O que o principio da isonomia tem a ver com a discussão relativa à possibilidade de se estabelecerem preços diferenciados para os consumidores que, ao invés do uso do cartão de crédito, optam pelo pagamento à vista?

O aludido principio está inserido entre os direitos e garantias fundamentais constitucionais. Estabelece o art. 5º da Carta Magna: todos são iguais perante a lei. Nasceu para amparar o cidadão em relação ao Estado, mas, ao longo do tempo, por obra da doutrina e da jurisprudência, passou a amparar as relações privadas no âmbito da discussão da eficácia horizontal dos direitos fundamentais (Drittwirkung).

Não é apenas o Estado que está em posição de oferecer tratamento discriminatório aos cidadãos. É sensível o poder social que as empresas possuem, particularmente no mercado de consumo. Não é por outro motivo que o Código de Defesa do Consumidor (Lei 8.078/90) declara, no seu art. 6º, II, ser direito básico do consumidor “a igualdade nas contratações”.

Embora nem sempre lembrada, a igualdade nas contratações deve ser invocada para solucionar questões recorrentes e relevantes. Afinal, pode o fornecedor argumentar que é livre para discriminar o consumidor e dispensar tratamento desigual? Em quais condições esse tratamento é legítimo? É possível cobrar preços diferenciados para homens e mulheres para ingressar em determinada boate? É possível recusar pagamento ao consumidor que possui cheque de outra praça e aceitar os cheques de consumidores da mesma praça? É legítimo estabelecer taxas diferenciadas de juros, beneficiando o consumidor que possui um bom histórico de crédito? É possível estabelecer preços diferenciados de aparelhos celulares para novos consumidores em relação há clientes antigos?
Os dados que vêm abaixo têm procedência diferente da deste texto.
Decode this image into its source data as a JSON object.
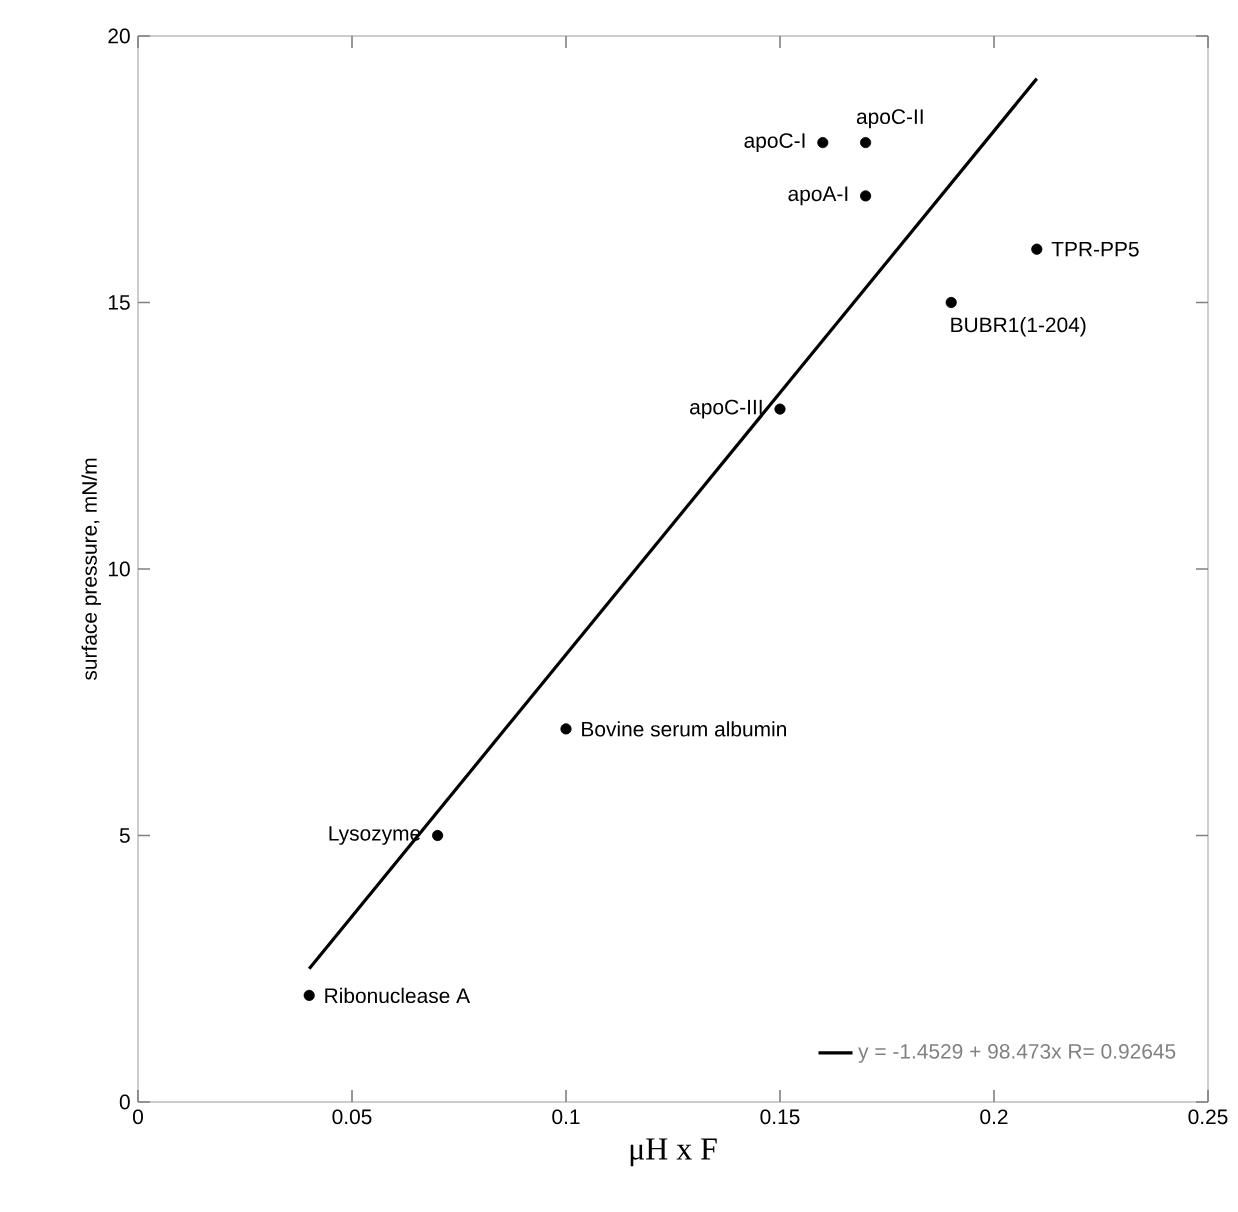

Os questionamentos indicam a importância do debate. A exigência de igualdade nas contratações, além de expressa na Constituição Federal e no CDC, está prevista na nova Lei Antitruste (Lei 12.529/2011, art. 36, X c/c o caput). É lição antiga, ressaltada por Rui Barbosa, que o princípio da isonomia significa tratar igualmente os iguais e desigualmente os desiguais: “Tratar com desigualdade a iguais, ou a desiguais com igualdade, seria desigualdade flagrante, e não igualdade real.” A ofensa à isonomia ocorre, muitas vezes, quando se oferece tratamento igualitário para pessoas que estão em condições diversas. O fornecedor pode diferenciar consumidores desde que o fator de discriminação seja justificável e proporcional.

Pode o comerciante oferecer preço diferenciado para o comprador que efetua pagamento à vista? O tema não é novo. A jurisprudência oscila. Alguns órgãos de defesa do consumidor e as entidades representativas das emissoras de cartão de crédito defendem a obrigatoriedade de igualdade dos preços. A mídia noticia que o Banco Central pretende entrar no debate para permitir a concessão de desconto em favor do consumidor que paga à vista.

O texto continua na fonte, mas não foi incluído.